The shift in the U.S. toward personal choice when it comes to COVID-19 precautions could backfire, a former Obama administration health official said Monday.
“My biggest issue with the it’s-your-call kind of theme that’s out there [is] we don’t do this in any other area of illness, health, or disease or burden,” Dr. Kavita Patel, a physician who served as a health policy director in the Obama administration, told CNBC’s “Squawk Box” in an interview Monday.
““I think that this is unfortunately going to come back to bite us, because we’re not necessarily doing the types of things we should be doing.””
— Dr. Kavita Patel
In a substantial shift from the past two years of the pandemic, many health officials are now favoring voluntary masking, boosters and isolation time after exposure to COVID-19 rather than stricter previous mandates and recommendations. The thinking is that with a majority of the population vaccinated and treatments available that make severe or deadly COVID cases less likely for most people, COVID precautions can become a matter of weighing personal risk.
“People are going to choose different levels of protection based on their own tolerance of risk and how much they want to avoid COVID-19, and at this point, the role of government needs to be to empower people to use the tools that are readily available,” Leana Wen, an emergency physician and professor at George Washington University, recently told the Wall Street Journal.
But that’s assuming a lot, Patel said Monday.
“That just seems like a very poor way for a country that has been told for two years, ‘Here’s what you need to do, here’s how you need to do it,’ and now we do what? Tell people to go to covid.gov and cross their fingers and hope that they can navigate the site and get to treatment?” she told CNBC.

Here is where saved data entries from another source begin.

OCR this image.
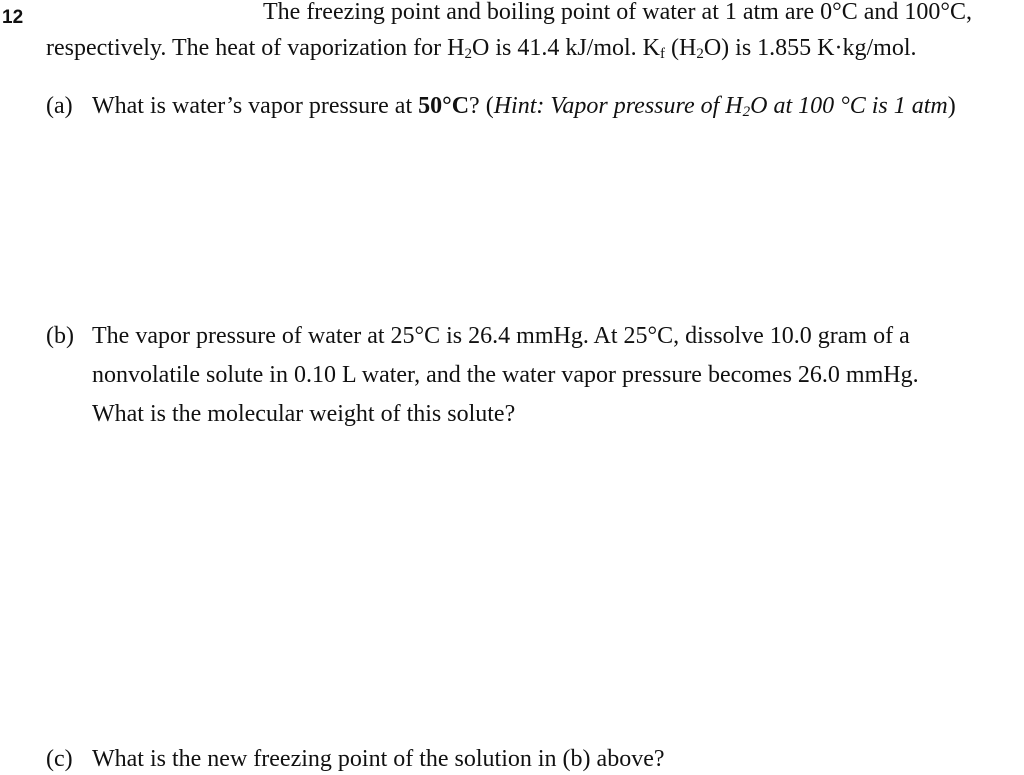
12	The freezing point and boiling point of water at 1 atm are 0°C and 100°C,
respectively. The heat of vaporization for $H_2O$ is 41.4 kJ/mol. $K_f$ $(H_2O)$ is 1.855 K·kg/mol.
(a) What is water’s vapor pressure at 50°C? (Hint: Vapor pressure of $H_2O$ at 100 °C is 1 atm)
(b) The vapor pressure of water at 25°C is 26.4 mmHg. At 25°C, dissolve 10.0 gram of a
nonvolatile solute in 0.10 L water, and the water vapor pressure becomes 26.0 mmHg.
What is the molecular weight of this solute?
(c) What is the new freezing point of the solution in (b) above?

On Monday, a federal judge in Florida voided the Biden administration’s mask mandate on airplanes and other public transportation. The White House said the TSA will no longer enforce masking at airports, and the major airlines quickly made masking optional on flights — leading to cheers from some and disappointment from others.
Meanwhile, COVID-19 cases are rising again across the country, driven by the BA.2 variant and two new, potentially even more contagious, subvariants. The U.S. averaged 37,619 new cases a day as of Sunday, according to a New York Times tracker, an increase of 39% over the previous two weeks. Hospitalizations, however, fell 7% to a per-day average of 14,768 and deaths dropped 21%, to an average of 511 a day, both near their lowest points since the early months of the pandemic in 2020.